Когда я, хромая, вхожу в кухню, меня приветствует хаос. Повсюду кастрюли и сковородки, кухонные полотенца, яичная скорлупа и вывернутое содержимое шкафов. У папы поверх его обычного свитера, рубашки и брюк повязан фартук с изображением женщины в красном белье и подвязках. На ногах тапочки «Манчестер Юнайтед» в виде огромных футбольных мячей.
— Доброе утро, дорогая, — говорит он и наступает на правую ногу, чтобы поцеловать меня в лоб.
Сегодня необычный день: первый раз за много лет кто-то готовит для меня завтрак. И у папы день нерядовой: первый раз за много лет ему есть для кого готовить завтрак.
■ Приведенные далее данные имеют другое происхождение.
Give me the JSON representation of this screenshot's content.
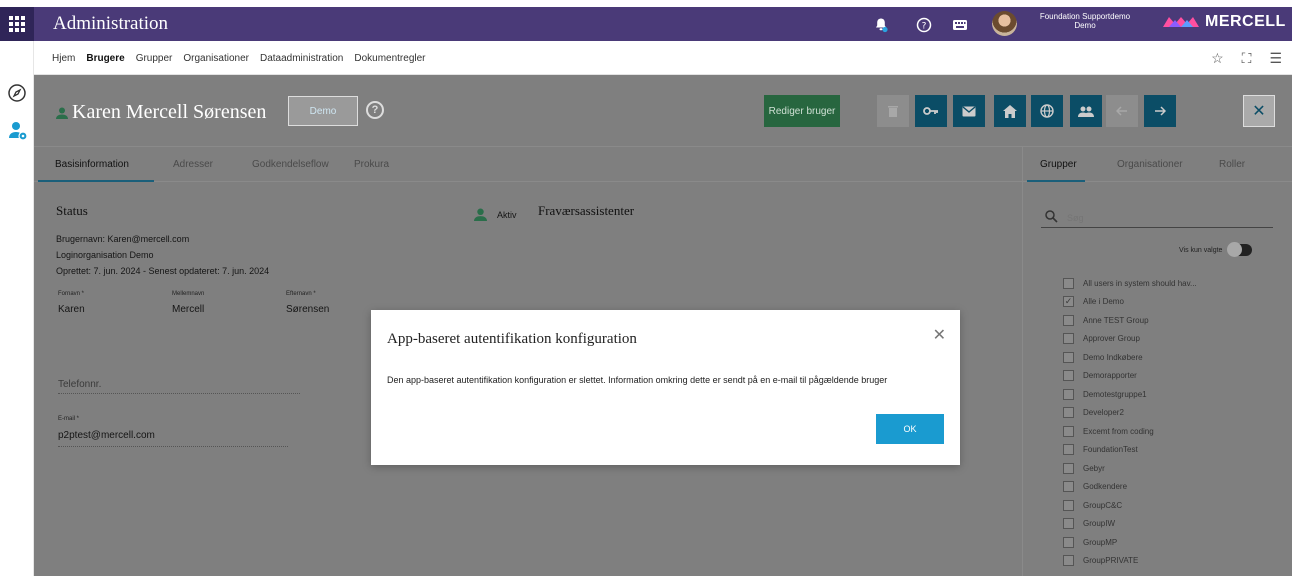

Неожиданно пение, шум, громыхание кастрюль и сковородок перестают меня раздражать. Папа пребывает в радостном возбуждении.
— Я делаю вафли! — говорит он с американским акцентом.
— О, очень мило.
— Так говорил осел, да?
— Какой осел?
— Тот… — Он перестает мешать в сковородке и закрывает глаза, напрягая память. — История про зеленого человека.
— Невероятный Халк?
— Нет.
— Ну, я не знаю никаких других историй про зеленых людей.
— Знаешь, эту ты знаешь…
— Злая ведьма с запада?
— Нет! В этой нет осла! Вспомни истории, в которых есть осел.
— Это библейская история?
— А в Библии что, говорится про ослов, Грейси? Разве Иисус ел вафли, как ты думаешь? Господи, мы все перепутали: это вафли он разламывал за ужином, чтобы разделить их с парнями, а вовсе не хлеб!
— Меня зовут Джойс.
— Я не помню, чтобы Иисус ел вафли, но я обязательно спрошу об этом в клубе по понедельникам. Может быть, я всю жизнь читал не ту Библию. — И он смеется над своей шуткой.
Я смотрю через его плечо:
— Папа, да разве ты делаешь вафли? Он раздраженно вздыхает:
— Что я, осел? По-твоему, я похож на осла? Ослы делают вафли, а я делаю отличную яичницу с сосисками.
Я смотрю, как он протыкает сосиски со всех сторон, чтобы они одинаково прожарились, и заявляю:
— Я тоже буду сосиски.
— Но ты же одна из этих вегетарианистов.
— Вегетарианцев. И уже нет.
— То есть как — нет? Ты же была ею с пятнадцати лет, после того как увидела ту передачу про тюленей. Завтра я проснусь, и ты скажешь мне, что ты мужчина. И такое как-то видел по телику. Женщина такого же возраста, что и ты, привела своего мужа на студию в прямой эфир, чтобы сказать ему перед всеми зрителями, что она решила, что хочет стать…
Чувствуя, как во мне поднимается волна раздражения, я выпаливаю:
— Маминой фотографии нет на столике в прихожей.
Папа замирает — это признание вины. Я сержусь еще пуще, как будто до этого верила, что в дом проник таинственный полуночный двигатель фотографий и сделал свое грязное дело. Я бы, наверное, предпочла этот вариант.